- Film poster
- Directed by: Caspar Mazzotti Paul Phelan
- Written by: Amelia McCarten Paul Phelan
- Produced by: David Gross
- Narrated by: Russell Crowe
- Cinematography: Caspar Mazzotti Jon Shaw
- Edited by: Caspar Mazzotti Paul Phelan
- Music by: Michael Lira
- Distributed by: SK Films
- Release date: June 30, 2018;
- Running time: 41 minutes
- Country: Australia
- Language: English

= Turtle Odyssey =

Turtle Odyssey is a 2018 Australian documentary short about a sea turtle named Bunji. The documentary was directed by Paul Phelan and Caspar Mazzotti and narrated by Russell Crowe.

==Release==
The film premiered on June 30, 2018, at the Virginia Aquarium. It also showed at the Fleet Science Center on July 5, 2019. Then it was released on DVD and Blu-ray on December 3, 2019. It was also shown at the California Science Center on February 7, 2020.

==Reception==
Renee Schonfeld of Common Sense Media awarded the film four stars out of five. Josh Board of KSWB-TV awarded the film five stars.

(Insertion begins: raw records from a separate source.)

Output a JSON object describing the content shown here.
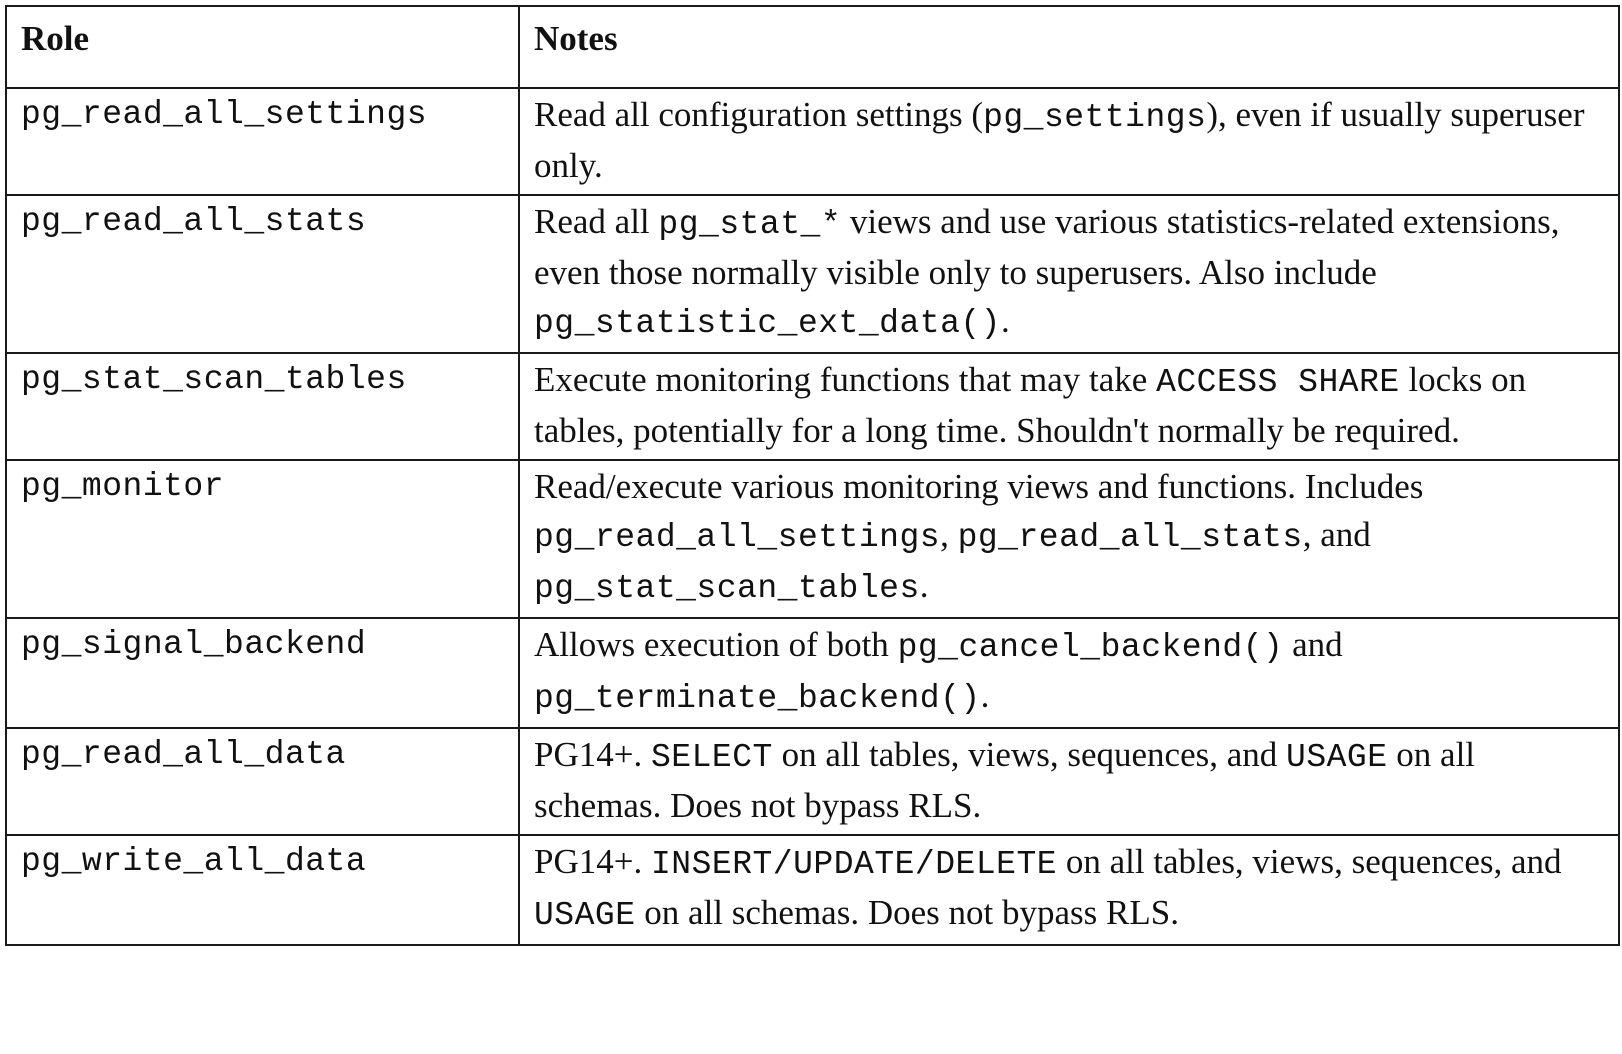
{
  "header": {
    "role": "Role",
    "notes": "Notes"
  },
  "rows": [
    {
      "role": "pg_read_all_settings",
      "notes": [
        {
          "t": "Read all configuration settings ("
        },
        {
          "t": "pg_settings",
          "code": true
        },
        {
          "t": "), even if usually superuser only."
        }
      ]
    },
    {
      "role": "pg_read_all_stats",
      "notes": [
        {
          "t": "Read all "
        },
        {
          "t": "pg_stat_*",
          "code": true
        },
        {
          "t": " views and use various statistics-related extensions, even those normally visible only to superusers. Also include "
        },
        {
          "t": "pg_statistic_ext_data()",
          "code": true
        },
        {
          "t": "."
        }
      ]
    },
    {
      "role": "pg_stat_scan_tables",
      "notes": [
        {
          "t": "Execute monitoring functions that may take "
        },
        {
          "t": "ACCESS SHARE",
          "code": true
        },
        {
          "t": " locks on tables, potentially for a long time. Shouldn't normally be required."
        }
      ]
    },
    {
      "role": "pg_monitor",
      "notes": [
        {
          "t": "Read/execute various monitoring views and functions. Includes "
        },
        {
          "t": "pg_read_all_settings",
          "code": true
        },
        {
          "t": ", "
        },
        {
          "t": "pg_read_all_stats",
          "code": true
        },
        {
          "t": ", and "
        },
        {
          "t": "pg_stat_scan_tables",
          "code": true
        },
        {
          "t": "."
        }
      ]
    },
    {
      "role": "pg_signal_backend",
      "notes": [
        {
          "t": "Allows execution of both "
        },
        {
          "t": "pg_cancel_backend()",
          "code": true
        },
        {
          "t": " and "
        },
        {
          "t": "pg_terminate_backend()",
          "code": true
        },
        {
          "t": "."
        }
      ]
    },
    {
      "role": "pg_read_all_data",
      "notes": [
        {
          "t": "PG14+. "
        },
        {
          "t": "SELECT",
          "code": true
        },
        {
          "t": " on all tables, views, sequences, and "
        },
        {
          "t": "USAGE",
          "code": true
        },
        {
          "t": " on all schemas. Does not bypass RLS."
        }
      ]
    },
    {
      "role": "pg_write_all_data",
      "notes": [
        {
          "t": "PG14+. "
        },
        {
          "t": "INSERT/UPDATE/DELETE",
          "code": true
        },
        {
          "t": " on all tables, views, sequences, and "
        },
        {
          "t": "USAGE",
          "code": true
        },
        {
          "t": " on all schemas. Does not bypass RLS."
        }
      ]
    }
  ]
}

Peter Keough of The Boston Globe gave the film a positive review and wrote, "Though the images of ocean vistas and sea life are breathtaking, a critic might sniff at the film’s anthropomorphism and manipulative, formulaic narrative."

Sheri Linden of The Hollywood Reporter also gave the film a positive review and wrote, "Familiar structure, fascinating star."